In one of the broadcasts, I caught Mayor Nagin say something that has stuck in my head for the last hour. It went something like this: "A city is only as strong as its people." That got me thinking a lot about an article that I read in graduate school by Iris Marion Young--I forgot the title--about how the city is an ideal space for imagining a community that not only handles difference, but thrives on it. (Maybe someone out there knows the title).

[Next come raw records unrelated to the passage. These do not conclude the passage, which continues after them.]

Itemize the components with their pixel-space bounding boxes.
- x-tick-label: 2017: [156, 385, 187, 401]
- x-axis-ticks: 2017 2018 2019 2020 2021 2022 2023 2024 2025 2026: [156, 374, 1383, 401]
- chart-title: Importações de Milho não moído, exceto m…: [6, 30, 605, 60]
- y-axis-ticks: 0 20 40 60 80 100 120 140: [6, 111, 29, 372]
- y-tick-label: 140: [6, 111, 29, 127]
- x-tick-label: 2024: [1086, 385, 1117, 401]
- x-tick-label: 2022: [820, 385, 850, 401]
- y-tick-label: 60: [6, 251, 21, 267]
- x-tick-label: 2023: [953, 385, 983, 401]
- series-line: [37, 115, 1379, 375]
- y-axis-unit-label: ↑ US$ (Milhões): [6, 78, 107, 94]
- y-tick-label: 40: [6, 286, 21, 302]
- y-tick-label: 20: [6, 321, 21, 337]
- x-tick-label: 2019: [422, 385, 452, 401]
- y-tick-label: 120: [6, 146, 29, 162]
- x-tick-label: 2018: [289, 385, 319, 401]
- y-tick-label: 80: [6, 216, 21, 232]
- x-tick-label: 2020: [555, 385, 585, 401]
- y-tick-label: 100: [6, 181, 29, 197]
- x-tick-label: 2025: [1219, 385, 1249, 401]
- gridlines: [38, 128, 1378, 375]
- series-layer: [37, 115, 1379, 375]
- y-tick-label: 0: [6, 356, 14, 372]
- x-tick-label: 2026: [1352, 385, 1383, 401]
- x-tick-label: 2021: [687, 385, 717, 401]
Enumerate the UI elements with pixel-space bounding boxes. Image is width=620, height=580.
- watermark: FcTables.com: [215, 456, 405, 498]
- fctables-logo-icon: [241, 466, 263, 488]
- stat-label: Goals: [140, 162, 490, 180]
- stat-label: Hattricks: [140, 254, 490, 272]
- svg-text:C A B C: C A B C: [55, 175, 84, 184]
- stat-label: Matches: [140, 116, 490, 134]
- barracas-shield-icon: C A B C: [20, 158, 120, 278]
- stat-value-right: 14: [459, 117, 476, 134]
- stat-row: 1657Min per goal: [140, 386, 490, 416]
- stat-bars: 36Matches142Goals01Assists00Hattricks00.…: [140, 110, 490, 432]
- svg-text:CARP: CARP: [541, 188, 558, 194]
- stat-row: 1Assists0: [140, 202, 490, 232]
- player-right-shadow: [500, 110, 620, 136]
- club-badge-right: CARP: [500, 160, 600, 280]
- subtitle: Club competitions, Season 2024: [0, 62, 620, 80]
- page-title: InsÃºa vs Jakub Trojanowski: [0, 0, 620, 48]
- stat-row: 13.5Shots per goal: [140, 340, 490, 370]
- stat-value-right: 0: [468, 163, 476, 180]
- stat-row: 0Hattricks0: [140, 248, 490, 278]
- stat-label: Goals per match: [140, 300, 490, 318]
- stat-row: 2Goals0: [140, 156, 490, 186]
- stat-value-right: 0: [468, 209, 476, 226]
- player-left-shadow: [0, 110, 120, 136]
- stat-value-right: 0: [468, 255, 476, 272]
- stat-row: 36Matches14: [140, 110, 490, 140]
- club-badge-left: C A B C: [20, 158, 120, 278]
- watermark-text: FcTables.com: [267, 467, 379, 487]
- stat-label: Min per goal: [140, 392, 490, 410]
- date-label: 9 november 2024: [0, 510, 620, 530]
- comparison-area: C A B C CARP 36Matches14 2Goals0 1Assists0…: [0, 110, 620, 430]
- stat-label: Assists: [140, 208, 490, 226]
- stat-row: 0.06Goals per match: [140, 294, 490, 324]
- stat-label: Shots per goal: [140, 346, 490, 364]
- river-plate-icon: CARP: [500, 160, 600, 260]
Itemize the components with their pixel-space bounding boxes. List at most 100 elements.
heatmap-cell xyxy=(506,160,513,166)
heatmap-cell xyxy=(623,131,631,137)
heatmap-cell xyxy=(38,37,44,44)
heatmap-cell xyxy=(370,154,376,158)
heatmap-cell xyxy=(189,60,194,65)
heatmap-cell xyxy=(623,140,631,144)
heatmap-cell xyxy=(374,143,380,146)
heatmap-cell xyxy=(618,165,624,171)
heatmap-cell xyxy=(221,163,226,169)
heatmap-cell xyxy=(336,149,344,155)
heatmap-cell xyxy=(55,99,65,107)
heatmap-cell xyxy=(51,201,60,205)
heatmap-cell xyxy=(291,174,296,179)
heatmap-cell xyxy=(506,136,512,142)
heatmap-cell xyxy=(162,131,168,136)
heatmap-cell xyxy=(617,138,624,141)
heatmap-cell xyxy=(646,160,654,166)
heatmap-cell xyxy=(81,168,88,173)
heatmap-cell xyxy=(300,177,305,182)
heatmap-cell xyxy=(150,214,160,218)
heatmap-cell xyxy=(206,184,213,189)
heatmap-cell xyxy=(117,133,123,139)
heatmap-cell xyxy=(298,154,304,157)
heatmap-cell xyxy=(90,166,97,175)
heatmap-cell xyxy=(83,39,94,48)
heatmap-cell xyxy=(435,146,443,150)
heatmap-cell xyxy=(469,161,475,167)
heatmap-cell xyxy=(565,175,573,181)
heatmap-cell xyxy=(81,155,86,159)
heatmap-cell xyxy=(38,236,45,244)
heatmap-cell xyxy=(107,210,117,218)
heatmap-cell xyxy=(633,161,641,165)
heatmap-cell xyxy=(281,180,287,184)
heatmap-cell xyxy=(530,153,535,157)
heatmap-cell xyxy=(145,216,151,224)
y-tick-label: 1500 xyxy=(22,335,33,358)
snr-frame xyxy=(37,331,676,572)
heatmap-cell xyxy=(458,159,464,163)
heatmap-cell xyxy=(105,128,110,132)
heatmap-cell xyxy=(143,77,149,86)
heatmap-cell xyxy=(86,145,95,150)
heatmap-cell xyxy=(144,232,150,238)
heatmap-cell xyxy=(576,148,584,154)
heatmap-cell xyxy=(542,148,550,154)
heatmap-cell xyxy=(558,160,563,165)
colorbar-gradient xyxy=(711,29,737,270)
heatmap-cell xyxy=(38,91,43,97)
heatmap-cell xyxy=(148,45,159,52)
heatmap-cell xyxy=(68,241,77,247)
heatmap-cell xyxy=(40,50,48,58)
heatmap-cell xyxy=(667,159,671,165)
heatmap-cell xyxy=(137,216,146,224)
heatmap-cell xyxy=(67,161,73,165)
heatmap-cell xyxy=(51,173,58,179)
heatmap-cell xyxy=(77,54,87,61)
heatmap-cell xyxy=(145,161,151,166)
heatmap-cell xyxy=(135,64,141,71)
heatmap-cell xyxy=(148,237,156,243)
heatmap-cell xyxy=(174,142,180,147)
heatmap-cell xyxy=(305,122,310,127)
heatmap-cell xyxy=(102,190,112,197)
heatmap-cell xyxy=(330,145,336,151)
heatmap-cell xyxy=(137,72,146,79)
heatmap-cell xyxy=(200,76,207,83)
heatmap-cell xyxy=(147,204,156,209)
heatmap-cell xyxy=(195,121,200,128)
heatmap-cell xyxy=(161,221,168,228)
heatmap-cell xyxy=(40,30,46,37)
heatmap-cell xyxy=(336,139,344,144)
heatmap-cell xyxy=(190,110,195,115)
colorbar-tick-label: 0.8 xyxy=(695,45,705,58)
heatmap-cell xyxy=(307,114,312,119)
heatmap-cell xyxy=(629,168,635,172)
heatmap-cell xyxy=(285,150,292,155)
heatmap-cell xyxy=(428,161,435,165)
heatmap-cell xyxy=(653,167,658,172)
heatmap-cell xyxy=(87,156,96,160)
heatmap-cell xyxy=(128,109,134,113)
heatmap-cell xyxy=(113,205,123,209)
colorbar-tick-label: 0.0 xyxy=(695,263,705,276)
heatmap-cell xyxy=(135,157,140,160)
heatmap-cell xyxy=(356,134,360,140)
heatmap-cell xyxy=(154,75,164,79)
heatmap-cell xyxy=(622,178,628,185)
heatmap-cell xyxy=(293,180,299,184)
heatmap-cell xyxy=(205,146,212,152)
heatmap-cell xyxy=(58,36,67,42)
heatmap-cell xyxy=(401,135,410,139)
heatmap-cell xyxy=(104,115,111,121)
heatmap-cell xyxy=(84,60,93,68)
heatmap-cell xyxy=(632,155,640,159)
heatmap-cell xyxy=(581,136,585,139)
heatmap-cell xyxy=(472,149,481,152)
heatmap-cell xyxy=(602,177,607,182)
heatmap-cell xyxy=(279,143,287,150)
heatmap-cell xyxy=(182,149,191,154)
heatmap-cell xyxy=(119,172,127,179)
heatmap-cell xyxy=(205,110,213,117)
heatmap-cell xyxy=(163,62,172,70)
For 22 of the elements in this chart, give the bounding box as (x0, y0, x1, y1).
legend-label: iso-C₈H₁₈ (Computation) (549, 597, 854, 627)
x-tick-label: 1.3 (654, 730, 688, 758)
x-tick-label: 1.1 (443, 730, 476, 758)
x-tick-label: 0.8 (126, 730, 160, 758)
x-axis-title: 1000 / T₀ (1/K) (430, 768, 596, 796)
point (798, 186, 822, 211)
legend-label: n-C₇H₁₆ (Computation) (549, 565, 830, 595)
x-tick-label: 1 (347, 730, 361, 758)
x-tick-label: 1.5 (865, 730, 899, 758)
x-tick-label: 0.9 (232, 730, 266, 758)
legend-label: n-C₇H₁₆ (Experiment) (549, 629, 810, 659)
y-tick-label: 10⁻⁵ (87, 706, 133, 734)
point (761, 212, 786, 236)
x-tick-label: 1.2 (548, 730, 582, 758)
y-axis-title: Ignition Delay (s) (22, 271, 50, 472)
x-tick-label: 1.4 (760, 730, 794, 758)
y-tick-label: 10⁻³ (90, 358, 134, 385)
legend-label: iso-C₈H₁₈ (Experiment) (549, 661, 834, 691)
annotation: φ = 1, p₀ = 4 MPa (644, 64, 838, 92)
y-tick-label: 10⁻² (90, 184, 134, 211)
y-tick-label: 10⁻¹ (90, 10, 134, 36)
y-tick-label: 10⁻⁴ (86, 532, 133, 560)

One of the more interesting points emerging out of the heated debates from my posts on social space and families with children is how much of our social spaces are commercial spaces. This is really true in suburbs, where you find a more homogeneous population in general. Dean Dad pointed out in the comments of my second post on social space and children that many folks, who have children or not, are willing to pay high taxes to fund their local schools in order to keep their property values up. This practice has the effect of keeping out a great deal of people who cannot afford to live in the suburbs. Hence, growing up in suburbia, like many of my students do (and I did!), leaves you with a skewed perspective on how widely people differ in how they live their lives. There is not a whole lot of diversity in suburbia.

I think that Young was onto something in thinking of the city--and I am sure she had Manhattan in mind--as the ideal form of social space that can teach more than mere tolerance of difference, but can inspire people to embrace it. Now, of course she was idealizing the city, and hell, few people can afford to live in Manhattan anymore anyway. But, I do think that urban places are far more capable of embracing difference--whether that includes Muslims, Gay couples, families with tiny children, childfree folks, Fundamentalist Mormons, Latinos, recent immigrants, etc. . . Urban spaces are more eclectic and accommodating. They have to be because there are so many different kinds of people in those spaces.

Perhaps the root of the problem of spaces is the manufacturing of suburban spaces?